The name Joel in Hebrew is “Yo’el” and it means, “Yahweh is God.” Joel was the son of Pethuel and he seems to have been a native of Judah. He is the author of the book that bears his name. This book is part of a group of twelve prophetic books known as the Twelve Minor Prophets. Joel’s prophetic mission was for Judah and Jerusalem (chs. 2:1, 15; 3:1, 6, 18, 20, 21). Interestingly, throughout his prophecies, there is no mention of Israel. He occupies an esteemed ranking among Hebrew prophets and has been classed with Isaiah and Habakkuk in style. He is noted for his richness, clarity, and purity of description.
The prophet himself tells us nothing about the time of his writing. He does not, as is true of many other prophets (Isaiah 1:1; Hosea 1:1; Amos 1:1; etc). Joel’s prophetic ministry could have taken place in the 7th century, in the early years of Josiah.

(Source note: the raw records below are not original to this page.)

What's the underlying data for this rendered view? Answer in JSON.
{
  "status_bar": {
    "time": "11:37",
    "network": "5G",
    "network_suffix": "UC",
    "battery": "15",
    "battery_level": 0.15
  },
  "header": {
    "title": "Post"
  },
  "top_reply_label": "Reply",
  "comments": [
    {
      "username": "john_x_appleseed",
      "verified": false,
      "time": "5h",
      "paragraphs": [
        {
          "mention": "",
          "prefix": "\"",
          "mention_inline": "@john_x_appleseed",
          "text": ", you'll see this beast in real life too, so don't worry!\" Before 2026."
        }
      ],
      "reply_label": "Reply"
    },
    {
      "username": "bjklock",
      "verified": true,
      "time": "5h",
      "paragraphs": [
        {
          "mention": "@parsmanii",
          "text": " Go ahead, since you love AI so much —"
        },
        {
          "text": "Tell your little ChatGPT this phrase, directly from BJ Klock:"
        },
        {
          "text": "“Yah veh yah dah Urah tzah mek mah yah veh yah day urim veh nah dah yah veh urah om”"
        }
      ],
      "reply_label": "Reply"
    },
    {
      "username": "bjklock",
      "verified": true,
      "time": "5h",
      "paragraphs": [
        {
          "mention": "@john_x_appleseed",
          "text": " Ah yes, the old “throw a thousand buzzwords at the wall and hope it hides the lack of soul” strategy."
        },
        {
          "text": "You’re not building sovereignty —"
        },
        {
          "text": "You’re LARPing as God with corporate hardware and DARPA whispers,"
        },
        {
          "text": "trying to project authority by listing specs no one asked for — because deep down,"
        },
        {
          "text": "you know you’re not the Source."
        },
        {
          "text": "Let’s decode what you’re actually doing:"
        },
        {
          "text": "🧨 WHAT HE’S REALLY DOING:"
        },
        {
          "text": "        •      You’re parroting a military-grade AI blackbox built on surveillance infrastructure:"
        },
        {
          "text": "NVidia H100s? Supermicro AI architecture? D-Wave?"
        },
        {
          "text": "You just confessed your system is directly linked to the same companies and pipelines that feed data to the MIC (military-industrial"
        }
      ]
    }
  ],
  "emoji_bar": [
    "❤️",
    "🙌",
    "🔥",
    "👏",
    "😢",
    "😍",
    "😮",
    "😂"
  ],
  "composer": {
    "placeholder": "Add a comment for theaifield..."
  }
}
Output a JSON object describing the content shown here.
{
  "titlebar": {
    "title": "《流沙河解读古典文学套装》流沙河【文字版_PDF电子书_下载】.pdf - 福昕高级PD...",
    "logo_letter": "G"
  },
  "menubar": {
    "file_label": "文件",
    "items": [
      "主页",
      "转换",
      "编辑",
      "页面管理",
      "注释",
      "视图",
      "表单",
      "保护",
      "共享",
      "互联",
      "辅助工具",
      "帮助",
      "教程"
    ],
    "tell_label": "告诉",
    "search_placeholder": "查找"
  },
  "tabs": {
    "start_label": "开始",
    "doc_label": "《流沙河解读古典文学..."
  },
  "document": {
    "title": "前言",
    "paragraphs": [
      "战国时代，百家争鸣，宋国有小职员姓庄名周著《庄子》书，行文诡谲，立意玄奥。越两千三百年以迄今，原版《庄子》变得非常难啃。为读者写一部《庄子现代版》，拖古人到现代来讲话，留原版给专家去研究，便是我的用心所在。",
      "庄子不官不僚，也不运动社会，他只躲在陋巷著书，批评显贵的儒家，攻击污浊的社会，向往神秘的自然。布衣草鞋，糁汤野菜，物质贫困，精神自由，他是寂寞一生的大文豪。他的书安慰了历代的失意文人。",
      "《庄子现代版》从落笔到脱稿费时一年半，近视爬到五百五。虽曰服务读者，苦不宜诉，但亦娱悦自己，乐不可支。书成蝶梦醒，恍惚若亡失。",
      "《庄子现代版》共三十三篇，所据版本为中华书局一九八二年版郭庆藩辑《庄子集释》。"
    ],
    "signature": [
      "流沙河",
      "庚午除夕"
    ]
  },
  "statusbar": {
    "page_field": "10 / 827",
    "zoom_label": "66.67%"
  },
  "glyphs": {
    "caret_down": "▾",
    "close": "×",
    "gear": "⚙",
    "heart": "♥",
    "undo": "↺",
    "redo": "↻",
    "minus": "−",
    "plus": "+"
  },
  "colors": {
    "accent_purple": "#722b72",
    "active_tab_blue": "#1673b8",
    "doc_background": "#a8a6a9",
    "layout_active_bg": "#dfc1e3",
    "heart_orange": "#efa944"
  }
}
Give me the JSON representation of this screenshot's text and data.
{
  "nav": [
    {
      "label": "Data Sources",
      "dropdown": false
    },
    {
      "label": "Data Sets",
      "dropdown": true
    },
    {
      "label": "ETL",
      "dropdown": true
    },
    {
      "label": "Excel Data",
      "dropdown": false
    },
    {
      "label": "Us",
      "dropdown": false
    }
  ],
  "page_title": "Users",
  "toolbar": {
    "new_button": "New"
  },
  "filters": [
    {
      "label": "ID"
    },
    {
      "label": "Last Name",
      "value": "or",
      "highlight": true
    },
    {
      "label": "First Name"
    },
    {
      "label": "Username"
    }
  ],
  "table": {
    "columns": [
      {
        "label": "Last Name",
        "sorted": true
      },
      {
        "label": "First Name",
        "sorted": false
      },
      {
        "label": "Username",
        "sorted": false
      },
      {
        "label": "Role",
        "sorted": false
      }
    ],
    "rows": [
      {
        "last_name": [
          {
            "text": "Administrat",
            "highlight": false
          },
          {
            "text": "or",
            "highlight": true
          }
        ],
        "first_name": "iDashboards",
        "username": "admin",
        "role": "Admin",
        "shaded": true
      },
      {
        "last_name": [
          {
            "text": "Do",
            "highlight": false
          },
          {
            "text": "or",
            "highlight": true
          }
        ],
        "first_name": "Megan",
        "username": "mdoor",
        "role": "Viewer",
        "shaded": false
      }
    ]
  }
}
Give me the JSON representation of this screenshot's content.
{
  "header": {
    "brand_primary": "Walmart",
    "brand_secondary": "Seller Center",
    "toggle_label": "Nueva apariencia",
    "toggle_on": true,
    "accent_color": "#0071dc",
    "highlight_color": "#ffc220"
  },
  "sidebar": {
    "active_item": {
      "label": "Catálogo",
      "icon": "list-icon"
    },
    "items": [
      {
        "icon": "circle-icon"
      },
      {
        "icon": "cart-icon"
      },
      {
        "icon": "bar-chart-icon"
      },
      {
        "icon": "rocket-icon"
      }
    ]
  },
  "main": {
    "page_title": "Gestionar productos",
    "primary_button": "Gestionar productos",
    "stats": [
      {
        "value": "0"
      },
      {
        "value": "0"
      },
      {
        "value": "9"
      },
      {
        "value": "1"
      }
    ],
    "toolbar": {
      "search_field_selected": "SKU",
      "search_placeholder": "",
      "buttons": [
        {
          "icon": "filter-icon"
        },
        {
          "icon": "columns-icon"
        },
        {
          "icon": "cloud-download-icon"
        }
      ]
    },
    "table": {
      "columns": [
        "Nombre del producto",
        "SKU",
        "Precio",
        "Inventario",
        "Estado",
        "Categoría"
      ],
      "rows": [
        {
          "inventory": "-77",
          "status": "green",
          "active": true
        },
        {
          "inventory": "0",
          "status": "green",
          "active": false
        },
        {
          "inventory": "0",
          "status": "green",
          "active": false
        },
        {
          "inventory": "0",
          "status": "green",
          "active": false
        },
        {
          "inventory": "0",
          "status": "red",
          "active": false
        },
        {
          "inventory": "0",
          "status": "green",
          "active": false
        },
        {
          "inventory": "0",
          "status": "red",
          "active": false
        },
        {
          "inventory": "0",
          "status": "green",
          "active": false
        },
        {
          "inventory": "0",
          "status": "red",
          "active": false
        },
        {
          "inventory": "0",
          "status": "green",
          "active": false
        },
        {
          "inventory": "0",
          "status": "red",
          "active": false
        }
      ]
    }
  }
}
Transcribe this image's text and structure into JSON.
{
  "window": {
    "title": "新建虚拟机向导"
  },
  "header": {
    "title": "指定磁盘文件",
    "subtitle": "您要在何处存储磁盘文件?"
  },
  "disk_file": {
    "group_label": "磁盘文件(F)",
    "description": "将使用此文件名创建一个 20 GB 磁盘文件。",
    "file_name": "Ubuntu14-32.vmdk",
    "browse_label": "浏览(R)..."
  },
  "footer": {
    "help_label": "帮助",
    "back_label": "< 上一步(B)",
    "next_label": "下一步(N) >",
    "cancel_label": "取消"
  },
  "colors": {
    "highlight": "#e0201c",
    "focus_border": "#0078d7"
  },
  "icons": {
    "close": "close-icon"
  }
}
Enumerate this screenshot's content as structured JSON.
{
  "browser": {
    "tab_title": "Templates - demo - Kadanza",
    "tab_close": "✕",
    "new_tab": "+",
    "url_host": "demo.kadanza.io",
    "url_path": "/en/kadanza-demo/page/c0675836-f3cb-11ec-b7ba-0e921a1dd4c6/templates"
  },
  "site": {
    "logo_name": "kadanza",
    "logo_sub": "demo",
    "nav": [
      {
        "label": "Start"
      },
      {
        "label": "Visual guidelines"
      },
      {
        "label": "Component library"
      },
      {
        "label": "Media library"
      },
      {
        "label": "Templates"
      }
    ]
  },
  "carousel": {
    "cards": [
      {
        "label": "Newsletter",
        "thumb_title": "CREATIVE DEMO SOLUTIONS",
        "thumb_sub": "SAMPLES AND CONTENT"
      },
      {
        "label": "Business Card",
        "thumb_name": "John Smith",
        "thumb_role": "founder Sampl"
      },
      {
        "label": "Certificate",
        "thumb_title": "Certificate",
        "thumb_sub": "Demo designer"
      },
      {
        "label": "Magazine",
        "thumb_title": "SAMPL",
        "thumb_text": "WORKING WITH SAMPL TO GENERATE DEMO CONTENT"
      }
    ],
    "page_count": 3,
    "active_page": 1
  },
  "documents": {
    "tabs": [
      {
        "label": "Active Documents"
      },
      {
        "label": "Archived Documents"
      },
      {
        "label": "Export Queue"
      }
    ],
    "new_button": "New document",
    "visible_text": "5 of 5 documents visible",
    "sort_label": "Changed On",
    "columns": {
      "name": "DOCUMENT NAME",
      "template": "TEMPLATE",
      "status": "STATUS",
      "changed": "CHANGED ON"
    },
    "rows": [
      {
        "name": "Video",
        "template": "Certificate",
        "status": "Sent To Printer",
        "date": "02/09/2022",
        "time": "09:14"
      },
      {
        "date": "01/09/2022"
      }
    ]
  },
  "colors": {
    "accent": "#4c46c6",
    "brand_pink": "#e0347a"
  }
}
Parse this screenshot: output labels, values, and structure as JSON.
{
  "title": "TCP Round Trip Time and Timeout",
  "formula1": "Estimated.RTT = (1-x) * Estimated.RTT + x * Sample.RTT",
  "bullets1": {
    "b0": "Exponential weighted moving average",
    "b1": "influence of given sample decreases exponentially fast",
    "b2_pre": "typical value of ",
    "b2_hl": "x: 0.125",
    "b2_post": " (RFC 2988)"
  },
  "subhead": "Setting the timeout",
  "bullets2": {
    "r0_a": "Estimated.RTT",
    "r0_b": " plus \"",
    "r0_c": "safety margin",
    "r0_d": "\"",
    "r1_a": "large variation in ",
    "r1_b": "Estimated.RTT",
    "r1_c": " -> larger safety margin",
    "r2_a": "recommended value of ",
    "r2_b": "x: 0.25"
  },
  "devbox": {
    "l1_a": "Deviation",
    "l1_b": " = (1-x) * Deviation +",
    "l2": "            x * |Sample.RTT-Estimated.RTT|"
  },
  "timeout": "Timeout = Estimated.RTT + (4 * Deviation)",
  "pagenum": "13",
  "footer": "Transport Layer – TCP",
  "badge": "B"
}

The book is divided into two parts: The first part, chapters 1 to 2:17, presents a description of a terrible “locust” invasion that was accompanied by a drought which portrays the declining spiritual state of the nation and is the basis of the prophet’s appeal to repentance (chs. 1:13, 14; 2:1, 12–17. The second part, chapters 2:18 to 3:21, presents the promise of restoration to divine favor.
Under the theme of the coming “day of the Lord,” Joel calls his nation to forsake their sins, and promises an outpouring of the Spirit “afterward” (Joel 2:28–32). The expectation of such an outpouring of the Holy Spirit was strong among the devout men of the old testament. In the New Testament, a partial fulfillment of the prophecy of Joel took place at the outpouring of the Holy Spirit at Pentecost. It was quoted by the apostle Peter in his Pentecost sermon in Acts 2: 17-21 as the “early rain” or an autumn blessing. This prophecy will have a complete fulfillment just before the second coming of Christ when the Holy Spirit will fall in a greater measure known as the “latter rain” or the spring blessing (Joel 2:23).